Comment la suite pourrait-elle s’écrire désormais ? N’en déplaise aux zélotes de tout poil, le débat sur les capacités physiques et cognitives d’Ali Bongo n’a jamais été clos. Comme sa dernière visite à l’Elysée, ses sorties publiques n’ont nullement aidé à clarifier les choses. Bien au contraire. Elles ont systématiquement ravivé la polémique, semant le doute sur l’identité du donneur d’ordres au sommet de l’Etat. Récemment encore, de nombreuses personnalités ont étalé leur scepticisme. Dénonçant la «tyrannie du catenaccio», s’élevant contre la mainmise des «nouvelles éminences» sur la vie publique, elles ont appelé à «une reprise en main directe des affaires du pays par le président de la République.» Implicitement, elles ont repris la question chère à Appel à agir : «Qui dirige le Gabon ?» D’une certaine manière, elles ont fait écho à sa conviction : «Ali Bongo n’étant plus en capacité de diriger, les impostures se succèdent au sommet de l’Etat.» C’est dire si l’avis de la Cour de cassation arrive fort à propos.

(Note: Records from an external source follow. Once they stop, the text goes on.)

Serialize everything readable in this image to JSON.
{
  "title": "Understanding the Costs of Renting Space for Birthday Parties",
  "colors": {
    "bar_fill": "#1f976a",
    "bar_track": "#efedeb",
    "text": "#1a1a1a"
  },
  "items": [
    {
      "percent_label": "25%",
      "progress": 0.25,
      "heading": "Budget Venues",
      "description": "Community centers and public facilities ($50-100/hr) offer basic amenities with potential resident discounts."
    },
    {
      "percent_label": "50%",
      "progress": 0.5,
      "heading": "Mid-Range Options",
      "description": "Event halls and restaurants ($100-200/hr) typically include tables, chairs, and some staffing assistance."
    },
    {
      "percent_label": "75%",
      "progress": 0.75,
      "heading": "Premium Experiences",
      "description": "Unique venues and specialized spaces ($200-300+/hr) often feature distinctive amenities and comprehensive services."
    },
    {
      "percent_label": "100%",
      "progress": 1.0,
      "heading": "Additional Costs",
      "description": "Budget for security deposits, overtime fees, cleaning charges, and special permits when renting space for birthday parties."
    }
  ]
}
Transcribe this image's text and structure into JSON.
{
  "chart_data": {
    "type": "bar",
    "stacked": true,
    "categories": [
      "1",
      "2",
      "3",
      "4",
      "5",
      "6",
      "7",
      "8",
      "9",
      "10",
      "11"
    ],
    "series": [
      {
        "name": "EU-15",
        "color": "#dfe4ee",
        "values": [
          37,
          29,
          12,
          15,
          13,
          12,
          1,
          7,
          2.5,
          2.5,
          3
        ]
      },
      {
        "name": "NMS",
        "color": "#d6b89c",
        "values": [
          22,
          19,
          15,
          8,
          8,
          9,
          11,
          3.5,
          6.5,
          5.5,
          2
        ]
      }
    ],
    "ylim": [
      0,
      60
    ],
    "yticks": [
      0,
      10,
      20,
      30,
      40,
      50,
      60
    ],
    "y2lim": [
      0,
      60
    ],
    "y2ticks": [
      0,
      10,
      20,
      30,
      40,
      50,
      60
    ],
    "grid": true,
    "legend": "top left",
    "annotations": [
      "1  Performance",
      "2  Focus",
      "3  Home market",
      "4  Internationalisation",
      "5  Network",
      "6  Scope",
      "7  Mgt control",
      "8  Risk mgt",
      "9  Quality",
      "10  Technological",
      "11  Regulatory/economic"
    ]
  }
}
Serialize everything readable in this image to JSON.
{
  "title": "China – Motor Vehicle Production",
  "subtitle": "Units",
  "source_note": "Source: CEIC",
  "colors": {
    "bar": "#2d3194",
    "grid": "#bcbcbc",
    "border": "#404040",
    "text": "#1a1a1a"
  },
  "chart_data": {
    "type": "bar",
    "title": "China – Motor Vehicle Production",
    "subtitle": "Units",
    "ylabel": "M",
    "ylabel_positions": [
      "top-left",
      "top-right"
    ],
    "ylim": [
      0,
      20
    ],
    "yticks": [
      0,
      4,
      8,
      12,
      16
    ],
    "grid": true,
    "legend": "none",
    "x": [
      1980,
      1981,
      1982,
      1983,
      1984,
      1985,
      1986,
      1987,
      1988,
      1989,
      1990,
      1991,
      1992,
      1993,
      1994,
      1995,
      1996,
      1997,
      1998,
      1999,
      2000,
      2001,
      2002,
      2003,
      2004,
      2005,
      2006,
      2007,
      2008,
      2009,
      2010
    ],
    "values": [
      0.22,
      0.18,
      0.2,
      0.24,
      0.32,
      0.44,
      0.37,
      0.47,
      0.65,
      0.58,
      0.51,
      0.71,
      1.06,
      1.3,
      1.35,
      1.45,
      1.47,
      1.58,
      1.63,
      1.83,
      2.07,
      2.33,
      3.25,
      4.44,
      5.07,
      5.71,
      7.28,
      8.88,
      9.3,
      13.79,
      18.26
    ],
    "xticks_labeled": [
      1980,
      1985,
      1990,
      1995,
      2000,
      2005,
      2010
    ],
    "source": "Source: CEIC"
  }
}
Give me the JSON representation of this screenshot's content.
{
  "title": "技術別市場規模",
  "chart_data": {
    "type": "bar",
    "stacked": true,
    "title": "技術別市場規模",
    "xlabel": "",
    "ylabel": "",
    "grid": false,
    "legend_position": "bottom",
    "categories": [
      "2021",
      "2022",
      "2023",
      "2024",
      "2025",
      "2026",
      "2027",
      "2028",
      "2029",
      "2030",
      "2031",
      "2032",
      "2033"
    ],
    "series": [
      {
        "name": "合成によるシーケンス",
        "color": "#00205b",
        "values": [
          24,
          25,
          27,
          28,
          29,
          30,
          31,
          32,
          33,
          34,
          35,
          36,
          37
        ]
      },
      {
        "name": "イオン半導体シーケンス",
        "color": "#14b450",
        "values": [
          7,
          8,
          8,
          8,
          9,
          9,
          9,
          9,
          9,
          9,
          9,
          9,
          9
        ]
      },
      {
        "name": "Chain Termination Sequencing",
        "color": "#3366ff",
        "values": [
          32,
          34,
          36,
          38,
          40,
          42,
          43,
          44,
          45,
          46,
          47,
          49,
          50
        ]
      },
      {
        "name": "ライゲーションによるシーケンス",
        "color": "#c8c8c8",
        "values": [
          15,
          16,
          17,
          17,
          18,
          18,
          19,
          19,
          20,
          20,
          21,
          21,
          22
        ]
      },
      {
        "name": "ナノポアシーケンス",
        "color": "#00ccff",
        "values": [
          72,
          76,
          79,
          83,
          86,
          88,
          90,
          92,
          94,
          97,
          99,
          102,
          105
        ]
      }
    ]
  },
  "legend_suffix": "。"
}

Au nom d’intérêts bassement matériels
A la veille de cette audience tant attendue, nombre d’observateurs paraissent sceptiques, désabusés. Echaudés par l’expérience du passé, certains prédisent une fin de non-recevoir. D’autres parlent de manœuvre expiatoire visant à donner l’illusion d’une justice indépendante. Il s’en trouve pour y voir un stratagème destiné à redorer l’image des magistrats. Au-delà, chacun cherche à comprendre le sens et la portée de la convocation d’une assemblée plénière. Sur la crédibilité de nos institutions comme sur le fonctionnement de l’appareil d’Etat ou l’Etat de droit en général, les interrogations fusent de partout. La Cour de cassation va-t-elle apporter un début de réponse ? Va-t-elle ouvrir la voie à la clarification ? Va-t-elle plutôt accentuer les doutes ? Déjà, d’aucuns le rappellent : le président de la République est tout à la fois le «garant de l’indépendance du pouvoir judiciaire» et le président du Conseil supérieur de la magistrature. Ces éléments seront-ils déterminants ? Voire…
N’empêche, on ne saurait faire comme s’il s’agit d’un procès accusatoire. Appel à agir n’a jamais porté d’accusation contre Ali Bongo. Ce collectif demande simplement à la justice de l’aider à faire la lumière sur les capacités de ce dernier à remplir les charges de président de la République. Contrairement à une idée reçue, cette démarche vise à garantir un fonctionnement régulier des pouvoirs publics. Après tout, le président de la République est la clef de voûte des institutions, «le détenteur suprême du pouvoir exécutif.» Loin de tout dégagisme, il faut s’assurer des capacités physiques et cognitives du dépositaire d’une responsabilité aussi lourde. C’est, du reste, le sens de l’examen médical imposé à tout postulant à cette fonction. Pourtant, au nom d’intérêts bassement matériels, certains s’efforcent à détourner le débat, lui donnant une connotation politicienne pour mieux le tuer. Peu importe le verdict final, seul le jugement de l’Histoire fera foi.